Program Studi Arsitektur UIN Maulana Malik Ibrahim Malang menyelenggarakan kuliah tamu pada 2 Desember 2025. Acara ini menghadirkan Dr. Ir. Laina Hima Sari, S.T., M.Sc, Kepala Departemen Arsitektur dan Perencanaan Universitas Syiah Kuala Aceh, sebagai narasumber. Kuliah tamu berlangsung di Auditorium Selatan Fakultas Sains dan Teknologi. Materi yang dibawakan bertajuk “Reviving Lost Traditional Architecture Through an Environmental Impact Perspective: A Case Study of Aceh, Indonesia.” Kegiatan ini diikuti oleh mahasiswa dan dosen yang antusias memperdalam pemahaman tentang arsitektur tradisional.
Dalam penyampaiannya, Dr. Laina menjelaskan pentingnya pelestarian arsitektur tradisional yang mulai hilang akibat perubahan zaman. Ia menekankan bahwa perspektif dampak lingkungan harus menjadi dasar dalam menghidupkan kembali nilai-nilai arsitektur lokal. Studi kasus Aceh menjadi contoh nyata bagaimana tradisi dan keberlanjutan dapat berjalan beriringan. Mahasiswa diberi kesempatan untuk berdiskusi mengenai tantangan pelestarian arsitektur tradisional di berbagai daerah. Suasana kuliah tampak aktif karena banyak peserta yang mengajukan pertanyaan.

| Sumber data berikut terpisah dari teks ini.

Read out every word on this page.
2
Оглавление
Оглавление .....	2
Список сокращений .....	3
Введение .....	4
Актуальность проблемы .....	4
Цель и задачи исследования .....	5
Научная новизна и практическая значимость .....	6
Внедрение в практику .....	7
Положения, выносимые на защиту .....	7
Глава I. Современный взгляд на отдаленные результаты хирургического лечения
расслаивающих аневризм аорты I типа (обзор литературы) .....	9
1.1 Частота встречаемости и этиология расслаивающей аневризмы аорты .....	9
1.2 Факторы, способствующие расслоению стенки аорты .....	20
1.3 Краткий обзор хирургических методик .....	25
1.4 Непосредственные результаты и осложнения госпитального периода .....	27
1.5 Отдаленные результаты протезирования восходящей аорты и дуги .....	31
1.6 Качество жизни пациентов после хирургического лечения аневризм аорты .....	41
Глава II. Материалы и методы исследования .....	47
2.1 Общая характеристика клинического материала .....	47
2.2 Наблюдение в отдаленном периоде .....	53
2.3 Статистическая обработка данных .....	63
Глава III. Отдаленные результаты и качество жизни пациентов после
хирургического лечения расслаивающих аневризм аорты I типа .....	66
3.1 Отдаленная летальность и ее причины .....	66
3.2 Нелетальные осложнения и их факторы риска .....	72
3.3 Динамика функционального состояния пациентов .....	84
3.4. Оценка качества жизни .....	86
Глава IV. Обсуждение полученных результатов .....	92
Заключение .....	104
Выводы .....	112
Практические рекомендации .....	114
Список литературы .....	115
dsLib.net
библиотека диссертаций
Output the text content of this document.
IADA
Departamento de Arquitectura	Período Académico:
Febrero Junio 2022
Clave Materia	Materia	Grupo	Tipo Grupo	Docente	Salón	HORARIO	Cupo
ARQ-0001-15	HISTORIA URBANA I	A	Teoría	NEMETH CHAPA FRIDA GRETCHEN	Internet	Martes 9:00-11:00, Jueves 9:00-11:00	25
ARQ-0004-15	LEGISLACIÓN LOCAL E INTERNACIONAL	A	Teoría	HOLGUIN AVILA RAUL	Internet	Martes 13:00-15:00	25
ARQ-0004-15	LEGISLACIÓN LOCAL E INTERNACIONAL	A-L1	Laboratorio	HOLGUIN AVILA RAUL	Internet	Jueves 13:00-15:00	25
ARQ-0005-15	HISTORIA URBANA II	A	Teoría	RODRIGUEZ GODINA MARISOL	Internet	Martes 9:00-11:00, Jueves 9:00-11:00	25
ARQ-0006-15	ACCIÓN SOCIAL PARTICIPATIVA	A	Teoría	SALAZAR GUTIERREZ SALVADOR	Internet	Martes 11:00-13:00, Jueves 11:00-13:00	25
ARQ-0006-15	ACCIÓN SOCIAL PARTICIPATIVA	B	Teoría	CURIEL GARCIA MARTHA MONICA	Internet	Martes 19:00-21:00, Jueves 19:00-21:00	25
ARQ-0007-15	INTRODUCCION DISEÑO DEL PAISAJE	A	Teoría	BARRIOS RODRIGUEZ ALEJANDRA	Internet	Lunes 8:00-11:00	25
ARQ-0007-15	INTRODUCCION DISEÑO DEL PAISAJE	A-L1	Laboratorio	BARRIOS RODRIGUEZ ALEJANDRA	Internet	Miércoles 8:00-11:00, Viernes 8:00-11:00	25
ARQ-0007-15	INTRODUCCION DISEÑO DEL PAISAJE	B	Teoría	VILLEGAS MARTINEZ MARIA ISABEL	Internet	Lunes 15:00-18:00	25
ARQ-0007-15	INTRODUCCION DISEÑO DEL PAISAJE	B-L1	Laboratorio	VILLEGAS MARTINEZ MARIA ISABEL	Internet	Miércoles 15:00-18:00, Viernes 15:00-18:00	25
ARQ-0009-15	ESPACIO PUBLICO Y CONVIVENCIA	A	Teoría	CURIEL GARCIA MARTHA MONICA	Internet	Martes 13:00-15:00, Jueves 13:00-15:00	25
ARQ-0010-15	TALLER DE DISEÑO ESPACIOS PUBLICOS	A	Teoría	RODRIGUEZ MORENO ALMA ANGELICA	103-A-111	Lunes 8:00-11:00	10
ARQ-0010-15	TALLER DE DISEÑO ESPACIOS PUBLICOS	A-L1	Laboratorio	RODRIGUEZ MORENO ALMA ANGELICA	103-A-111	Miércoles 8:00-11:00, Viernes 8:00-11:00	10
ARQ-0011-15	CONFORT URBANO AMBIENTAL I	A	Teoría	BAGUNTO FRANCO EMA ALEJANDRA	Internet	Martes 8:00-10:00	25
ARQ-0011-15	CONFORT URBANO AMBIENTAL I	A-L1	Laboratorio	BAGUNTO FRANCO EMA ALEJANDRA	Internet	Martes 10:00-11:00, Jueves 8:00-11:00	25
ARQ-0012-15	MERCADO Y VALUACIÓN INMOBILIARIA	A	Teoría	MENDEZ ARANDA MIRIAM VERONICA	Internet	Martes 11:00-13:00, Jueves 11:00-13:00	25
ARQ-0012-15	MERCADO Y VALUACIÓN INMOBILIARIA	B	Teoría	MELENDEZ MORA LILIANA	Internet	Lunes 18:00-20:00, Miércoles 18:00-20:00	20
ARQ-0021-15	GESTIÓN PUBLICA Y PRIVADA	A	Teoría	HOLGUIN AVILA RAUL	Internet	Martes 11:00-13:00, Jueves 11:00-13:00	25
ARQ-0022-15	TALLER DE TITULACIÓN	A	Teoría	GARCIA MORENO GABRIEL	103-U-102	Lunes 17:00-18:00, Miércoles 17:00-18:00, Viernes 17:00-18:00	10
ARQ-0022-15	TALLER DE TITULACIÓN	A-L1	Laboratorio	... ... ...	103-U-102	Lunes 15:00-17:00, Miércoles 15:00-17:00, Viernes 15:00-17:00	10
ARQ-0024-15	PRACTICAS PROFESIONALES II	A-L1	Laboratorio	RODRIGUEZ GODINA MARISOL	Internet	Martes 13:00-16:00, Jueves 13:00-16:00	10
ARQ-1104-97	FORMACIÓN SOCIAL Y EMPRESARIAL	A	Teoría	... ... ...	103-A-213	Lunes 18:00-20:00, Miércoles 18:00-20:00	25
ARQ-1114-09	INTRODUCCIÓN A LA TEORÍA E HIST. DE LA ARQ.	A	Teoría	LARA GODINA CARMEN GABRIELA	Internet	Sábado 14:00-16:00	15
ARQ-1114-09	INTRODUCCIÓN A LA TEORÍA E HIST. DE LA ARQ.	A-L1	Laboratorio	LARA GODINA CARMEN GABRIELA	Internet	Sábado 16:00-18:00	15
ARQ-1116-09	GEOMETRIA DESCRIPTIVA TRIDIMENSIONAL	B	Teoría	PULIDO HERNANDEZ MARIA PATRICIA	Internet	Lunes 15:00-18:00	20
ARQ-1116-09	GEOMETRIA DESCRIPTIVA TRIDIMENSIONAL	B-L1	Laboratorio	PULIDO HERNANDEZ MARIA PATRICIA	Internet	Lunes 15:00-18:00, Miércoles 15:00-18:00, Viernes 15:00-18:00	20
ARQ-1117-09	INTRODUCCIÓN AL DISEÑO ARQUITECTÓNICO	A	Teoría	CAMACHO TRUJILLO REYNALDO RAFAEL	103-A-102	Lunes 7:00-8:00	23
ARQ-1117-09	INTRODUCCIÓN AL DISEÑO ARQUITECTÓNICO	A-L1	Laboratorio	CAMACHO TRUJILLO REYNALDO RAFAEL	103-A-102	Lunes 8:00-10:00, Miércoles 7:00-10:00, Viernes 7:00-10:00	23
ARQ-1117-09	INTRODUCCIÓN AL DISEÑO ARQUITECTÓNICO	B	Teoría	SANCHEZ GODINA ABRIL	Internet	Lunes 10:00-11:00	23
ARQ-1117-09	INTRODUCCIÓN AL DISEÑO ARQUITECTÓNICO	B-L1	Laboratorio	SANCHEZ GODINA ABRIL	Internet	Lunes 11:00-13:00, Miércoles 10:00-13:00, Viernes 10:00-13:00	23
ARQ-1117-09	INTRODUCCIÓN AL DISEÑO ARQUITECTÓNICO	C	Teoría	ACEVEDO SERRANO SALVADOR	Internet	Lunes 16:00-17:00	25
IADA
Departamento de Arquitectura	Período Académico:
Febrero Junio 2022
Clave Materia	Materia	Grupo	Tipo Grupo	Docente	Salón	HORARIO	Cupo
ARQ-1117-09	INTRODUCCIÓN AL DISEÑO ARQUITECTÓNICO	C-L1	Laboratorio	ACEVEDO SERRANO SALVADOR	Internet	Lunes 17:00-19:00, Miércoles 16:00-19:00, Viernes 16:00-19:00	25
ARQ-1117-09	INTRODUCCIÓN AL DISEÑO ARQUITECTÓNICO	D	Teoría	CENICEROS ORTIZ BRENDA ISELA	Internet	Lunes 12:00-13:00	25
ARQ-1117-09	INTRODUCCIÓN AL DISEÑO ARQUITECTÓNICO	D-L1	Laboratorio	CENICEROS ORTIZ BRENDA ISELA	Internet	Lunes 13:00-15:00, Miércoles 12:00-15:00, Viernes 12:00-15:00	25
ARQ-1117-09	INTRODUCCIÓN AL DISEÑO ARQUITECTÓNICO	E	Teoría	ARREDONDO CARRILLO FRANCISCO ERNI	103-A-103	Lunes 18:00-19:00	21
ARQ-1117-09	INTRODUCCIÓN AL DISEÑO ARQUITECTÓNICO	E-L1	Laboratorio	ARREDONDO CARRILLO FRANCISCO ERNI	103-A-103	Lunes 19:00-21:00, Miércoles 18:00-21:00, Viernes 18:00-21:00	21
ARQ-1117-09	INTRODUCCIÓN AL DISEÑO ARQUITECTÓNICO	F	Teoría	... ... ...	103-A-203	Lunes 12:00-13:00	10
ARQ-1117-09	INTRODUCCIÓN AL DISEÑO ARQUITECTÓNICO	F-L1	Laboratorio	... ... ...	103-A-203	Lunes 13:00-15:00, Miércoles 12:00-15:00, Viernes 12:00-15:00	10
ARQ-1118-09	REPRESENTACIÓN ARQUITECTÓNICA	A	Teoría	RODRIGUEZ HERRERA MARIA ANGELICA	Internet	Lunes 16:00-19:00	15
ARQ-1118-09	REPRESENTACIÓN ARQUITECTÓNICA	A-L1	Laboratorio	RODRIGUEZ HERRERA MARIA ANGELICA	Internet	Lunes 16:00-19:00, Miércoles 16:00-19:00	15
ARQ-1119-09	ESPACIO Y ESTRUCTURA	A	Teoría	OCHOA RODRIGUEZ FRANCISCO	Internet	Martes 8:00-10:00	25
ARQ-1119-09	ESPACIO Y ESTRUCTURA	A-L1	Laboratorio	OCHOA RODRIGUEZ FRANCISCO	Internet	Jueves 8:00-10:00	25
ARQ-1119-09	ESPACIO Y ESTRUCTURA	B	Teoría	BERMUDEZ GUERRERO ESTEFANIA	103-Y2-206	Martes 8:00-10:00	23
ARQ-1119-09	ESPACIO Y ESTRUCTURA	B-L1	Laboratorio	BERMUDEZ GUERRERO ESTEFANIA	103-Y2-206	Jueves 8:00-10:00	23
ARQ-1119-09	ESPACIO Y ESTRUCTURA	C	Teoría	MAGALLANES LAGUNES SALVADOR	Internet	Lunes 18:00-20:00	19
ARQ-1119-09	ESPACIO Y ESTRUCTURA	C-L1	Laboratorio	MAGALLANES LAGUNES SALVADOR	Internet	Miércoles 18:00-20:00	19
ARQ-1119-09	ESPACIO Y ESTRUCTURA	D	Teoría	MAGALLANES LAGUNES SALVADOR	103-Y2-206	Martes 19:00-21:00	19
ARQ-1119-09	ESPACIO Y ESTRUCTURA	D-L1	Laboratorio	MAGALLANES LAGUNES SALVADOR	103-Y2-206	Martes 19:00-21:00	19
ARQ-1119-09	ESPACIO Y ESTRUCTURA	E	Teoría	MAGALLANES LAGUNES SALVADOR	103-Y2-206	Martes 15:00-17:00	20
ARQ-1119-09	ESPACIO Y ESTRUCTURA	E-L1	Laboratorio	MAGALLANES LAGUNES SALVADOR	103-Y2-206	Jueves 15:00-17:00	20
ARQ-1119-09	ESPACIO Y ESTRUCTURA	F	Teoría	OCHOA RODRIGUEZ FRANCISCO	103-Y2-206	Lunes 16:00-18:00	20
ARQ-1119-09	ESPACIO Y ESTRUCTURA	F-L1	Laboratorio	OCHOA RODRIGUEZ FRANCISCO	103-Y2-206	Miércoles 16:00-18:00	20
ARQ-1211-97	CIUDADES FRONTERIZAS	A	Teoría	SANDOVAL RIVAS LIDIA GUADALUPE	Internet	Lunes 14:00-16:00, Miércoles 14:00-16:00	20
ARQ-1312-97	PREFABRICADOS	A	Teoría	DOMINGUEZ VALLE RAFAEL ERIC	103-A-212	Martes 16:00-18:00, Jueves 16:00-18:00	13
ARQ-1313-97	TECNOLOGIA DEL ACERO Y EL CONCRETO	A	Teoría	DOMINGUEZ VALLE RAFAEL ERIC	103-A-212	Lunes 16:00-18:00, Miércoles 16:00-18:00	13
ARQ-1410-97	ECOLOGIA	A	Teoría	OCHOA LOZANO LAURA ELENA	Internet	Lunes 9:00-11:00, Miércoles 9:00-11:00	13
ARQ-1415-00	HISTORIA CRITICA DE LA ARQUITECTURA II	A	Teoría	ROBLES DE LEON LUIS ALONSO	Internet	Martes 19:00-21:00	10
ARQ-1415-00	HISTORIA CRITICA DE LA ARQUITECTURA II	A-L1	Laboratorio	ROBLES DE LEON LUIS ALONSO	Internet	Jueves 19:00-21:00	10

Pihak Program Studi Arsitektur menilai kuliah tamu ini sangat bermanfaat dalam memperkaya wawasan mahasiswa mengenai isu-isu arsitektur berbasis kearifan lokal. Kegiatan ini juga menjadi ajang untuk memperkuat jaringan akademik antara UIN Malang dan Universitas Syiah Kuala Aceh. Acara diakhiri dengan penyerahan cenderamata kepada narasumber sebagai bentuk apresiasi. Para peserta berharap kegiatan serupa dapat terus diadakan guna menambah pengetahuan dan pengalaman akademik. Kuliah tamu ini sekaligus menegaskan komitmen program studi dalam menghadirkan pembelajaran yang relevan dan berorientasi masa depan.